While Pressure Attempts Per Game is available for only 2017, it is interesting that there is a noticeable gap between the shortest group and the others. The three short quarterbacks charted (Brees, Wilson, and Kessler) in 2017 also did not invite pressure, which is a positive sign that the short quarterbacks fare as well or better in most metrics while under pressure slightly more.

Even more interestingly, short quarterbacks are the only group with a positive Production Premiums. This isn’t to say that all short quarterbacks are efficient or all tall quarterbacks are not, but it may indicate that short quarterbacks are less likely to struggle at the NFL level, perhaps because NFL front offices are more sure of the short prospects when drafting them.

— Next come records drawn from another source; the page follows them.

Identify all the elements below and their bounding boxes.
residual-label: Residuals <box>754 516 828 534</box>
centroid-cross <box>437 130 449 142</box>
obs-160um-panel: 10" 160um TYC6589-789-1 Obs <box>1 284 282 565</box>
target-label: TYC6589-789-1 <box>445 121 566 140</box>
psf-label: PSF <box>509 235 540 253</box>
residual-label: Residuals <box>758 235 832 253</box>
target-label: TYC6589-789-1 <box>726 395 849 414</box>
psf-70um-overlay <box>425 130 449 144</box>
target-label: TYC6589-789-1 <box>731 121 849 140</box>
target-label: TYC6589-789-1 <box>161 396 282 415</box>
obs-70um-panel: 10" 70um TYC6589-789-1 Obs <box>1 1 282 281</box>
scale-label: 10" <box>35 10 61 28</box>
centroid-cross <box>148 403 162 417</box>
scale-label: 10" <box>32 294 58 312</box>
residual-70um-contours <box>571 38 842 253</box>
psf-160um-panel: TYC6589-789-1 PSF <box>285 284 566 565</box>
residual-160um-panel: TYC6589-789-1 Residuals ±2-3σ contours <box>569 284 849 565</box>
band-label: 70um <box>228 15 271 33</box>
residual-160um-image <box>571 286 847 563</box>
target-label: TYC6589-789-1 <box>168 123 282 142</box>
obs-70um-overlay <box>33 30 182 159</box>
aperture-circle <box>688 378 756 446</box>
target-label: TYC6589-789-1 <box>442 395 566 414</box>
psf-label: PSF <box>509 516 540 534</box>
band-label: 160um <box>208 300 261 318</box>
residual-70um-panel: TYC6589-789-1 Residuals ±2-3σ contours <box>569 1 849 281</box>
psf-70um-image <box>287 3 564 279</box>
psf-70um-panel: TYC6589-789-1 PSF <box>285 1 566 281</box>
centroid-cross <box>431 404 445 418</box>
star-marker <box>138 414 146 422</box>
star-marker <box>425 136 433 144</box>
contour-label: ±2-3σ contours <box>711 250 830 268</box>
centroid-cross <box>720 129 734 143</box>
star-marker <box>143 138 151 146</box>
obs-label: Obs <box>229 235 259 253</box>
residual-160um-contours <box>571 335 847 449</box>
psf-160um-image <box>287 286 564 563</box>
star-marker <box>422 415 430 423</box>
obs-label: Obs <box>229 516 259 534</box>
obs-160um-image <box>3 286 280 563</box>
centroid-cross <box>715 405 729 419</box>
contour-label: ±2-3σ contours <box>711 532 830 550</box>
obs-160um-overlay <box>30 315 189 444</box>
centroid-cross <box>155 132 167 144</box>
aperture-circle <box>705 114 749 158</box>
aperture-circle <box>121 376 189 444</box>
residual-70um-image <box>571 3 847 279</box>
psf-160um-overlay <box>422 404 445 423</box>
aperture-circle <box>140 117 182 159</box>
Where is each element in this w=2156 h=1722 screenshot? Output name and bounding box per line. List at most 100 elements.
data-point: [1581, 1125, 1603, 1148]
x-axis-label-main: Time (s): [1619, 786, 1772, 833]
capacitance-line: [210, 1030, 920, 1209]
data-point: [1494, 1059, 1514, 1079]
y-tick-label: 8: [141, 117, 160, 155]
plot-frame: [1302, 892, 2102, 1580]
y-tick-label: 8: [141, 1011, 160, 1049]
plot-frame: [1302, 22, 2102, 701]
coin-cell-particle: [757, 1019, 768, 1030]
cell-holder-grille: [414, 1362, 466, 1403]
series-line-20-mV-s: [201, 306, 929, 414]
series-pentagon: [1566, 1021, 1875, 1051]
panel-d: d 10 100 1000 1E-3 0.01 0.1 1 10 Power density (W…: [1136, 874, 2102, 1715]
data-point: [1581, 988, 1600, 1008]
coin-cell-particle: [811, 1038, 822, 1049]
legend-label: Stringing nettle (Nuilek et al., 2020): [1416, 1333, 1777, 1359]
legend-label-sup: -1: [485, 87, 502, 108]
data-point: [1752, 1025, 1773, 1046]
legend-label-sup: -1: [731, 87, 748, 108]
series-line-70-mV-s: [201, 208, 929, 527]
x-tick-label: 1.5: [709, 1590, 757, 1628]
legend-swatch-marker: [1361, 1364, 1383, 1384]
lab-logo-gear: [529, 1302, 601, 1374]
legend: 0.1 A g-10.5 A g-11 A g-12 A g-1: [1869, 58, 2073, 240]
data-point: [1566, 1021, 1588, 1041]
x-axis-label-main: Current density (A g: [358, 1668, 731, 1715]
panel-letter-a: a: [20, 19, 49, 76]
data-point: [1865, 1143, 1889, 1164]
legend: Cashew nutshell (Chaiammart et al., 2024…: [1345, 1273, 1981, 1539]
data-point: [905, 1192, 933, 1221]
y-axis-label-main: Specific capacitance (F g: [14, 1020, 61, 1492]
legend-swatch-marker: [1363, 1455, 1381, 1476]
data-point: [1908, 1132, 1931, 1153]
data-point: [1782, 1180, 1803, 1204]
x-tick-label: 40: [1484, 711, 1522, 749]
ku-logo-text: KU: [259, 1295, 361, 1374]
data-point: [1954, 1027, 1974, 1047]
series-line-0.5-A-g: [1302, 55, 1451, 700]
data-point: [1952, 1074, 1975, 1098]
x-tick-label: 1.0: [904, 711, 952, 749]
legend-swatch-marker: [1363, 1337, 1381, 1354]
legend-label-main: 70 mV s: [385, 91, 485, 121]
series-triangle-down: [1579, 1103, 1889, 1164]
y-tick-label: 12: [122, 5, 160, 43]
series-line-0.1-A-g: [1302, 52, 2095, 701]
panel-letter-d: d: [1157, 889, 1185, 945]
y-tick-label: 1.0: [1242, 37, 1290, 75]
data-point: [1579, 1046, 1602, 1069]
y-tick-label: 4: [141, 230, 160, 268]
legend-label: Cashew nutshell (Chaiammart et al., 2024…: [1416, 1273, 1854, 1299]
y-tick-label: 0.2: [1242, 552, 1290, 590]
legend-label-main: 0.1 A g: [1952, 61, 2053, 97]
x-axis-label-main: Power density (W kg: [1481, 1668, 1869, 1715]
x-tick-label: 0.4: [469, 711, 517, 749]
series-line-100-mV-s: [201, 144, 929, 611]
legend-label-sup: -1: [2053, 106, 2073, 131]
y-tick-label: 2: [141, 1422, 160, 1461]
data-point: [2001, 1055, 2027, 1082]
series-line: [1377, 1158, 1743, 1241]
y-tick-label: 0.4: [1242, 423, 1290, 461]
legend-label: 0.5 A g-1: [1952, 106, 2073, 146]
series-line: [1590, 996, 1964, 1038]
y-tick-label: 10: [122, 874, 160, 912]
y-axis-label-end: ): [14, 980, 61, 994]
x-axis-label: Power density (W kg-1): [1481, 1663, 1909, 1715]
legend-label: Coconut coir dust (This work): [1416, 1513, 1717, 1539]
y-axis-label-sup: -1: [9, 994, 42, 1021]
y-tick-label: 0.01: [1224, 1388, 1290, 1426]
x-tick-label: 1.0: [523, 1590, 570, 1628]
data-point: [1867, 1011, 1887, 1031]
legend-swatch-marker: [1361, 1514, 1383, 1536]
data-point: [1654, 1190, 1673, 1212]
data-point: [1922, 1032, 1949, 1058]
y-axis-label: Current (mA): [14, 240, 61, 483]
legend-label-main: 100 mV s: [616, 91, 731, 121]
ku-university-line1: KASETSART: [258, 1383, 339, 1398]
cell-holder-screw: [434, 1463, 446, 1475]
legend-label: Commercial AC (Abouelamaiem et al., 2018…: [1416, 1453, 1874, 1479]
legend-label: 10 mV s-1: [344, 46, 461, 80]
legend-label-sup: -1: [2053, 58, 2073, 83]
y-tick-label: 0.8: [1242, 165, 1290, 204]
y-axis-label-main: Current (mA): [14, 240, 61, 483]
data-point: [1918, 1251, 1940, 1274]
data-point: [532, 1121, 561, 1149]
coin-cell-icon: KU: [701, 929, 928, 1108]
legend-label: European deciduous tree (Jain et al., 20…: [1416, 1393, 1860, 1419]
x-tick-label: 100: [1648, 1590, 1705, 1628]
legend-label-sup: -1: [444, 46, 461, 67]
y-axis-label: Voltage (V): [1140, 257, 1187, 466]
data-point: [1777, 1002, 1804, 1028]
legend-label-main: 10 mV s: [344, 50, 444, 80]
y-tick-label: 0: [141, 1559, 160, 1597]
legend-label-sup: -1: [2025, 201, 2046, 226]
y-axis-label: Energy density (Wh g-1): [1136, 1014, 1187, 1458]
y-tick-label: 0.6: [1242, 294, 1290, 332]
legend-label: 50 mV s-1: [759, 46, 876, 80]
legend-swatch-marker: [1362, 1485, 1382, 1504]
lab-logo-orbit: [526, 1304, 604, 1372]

It’s hard to draw that conclusion on a data set of this size, but it’s certainly promising and hints that short quarterbacks are probably not limited by their size at the NFL level.

Baker Mayfield on the Browns

It’s probably their best move to take him first overall, though they may also be well-served to draft the best defensive player available at 1.01 and Mayfield at 1.04 if they think they can do so. Mayfield is one of the most productive and efficient quarterback prospects in the history of the NFL . One of the biggest knocks on him around the NFL community is his height, which doesn’t seem to be a problem given historical trends and the raw data and advanced metrics on PlayerProfiler.com.

All things considered, Mayfield’s resume and the relative success of short quarterbacks in today’s NFL amount to a strong case for him to be the first quarterback taken this year, and the first overall pick. Whichever team ends up taking Mayfield in 2018 is likely to have a short but effective professional quarterback for years to come.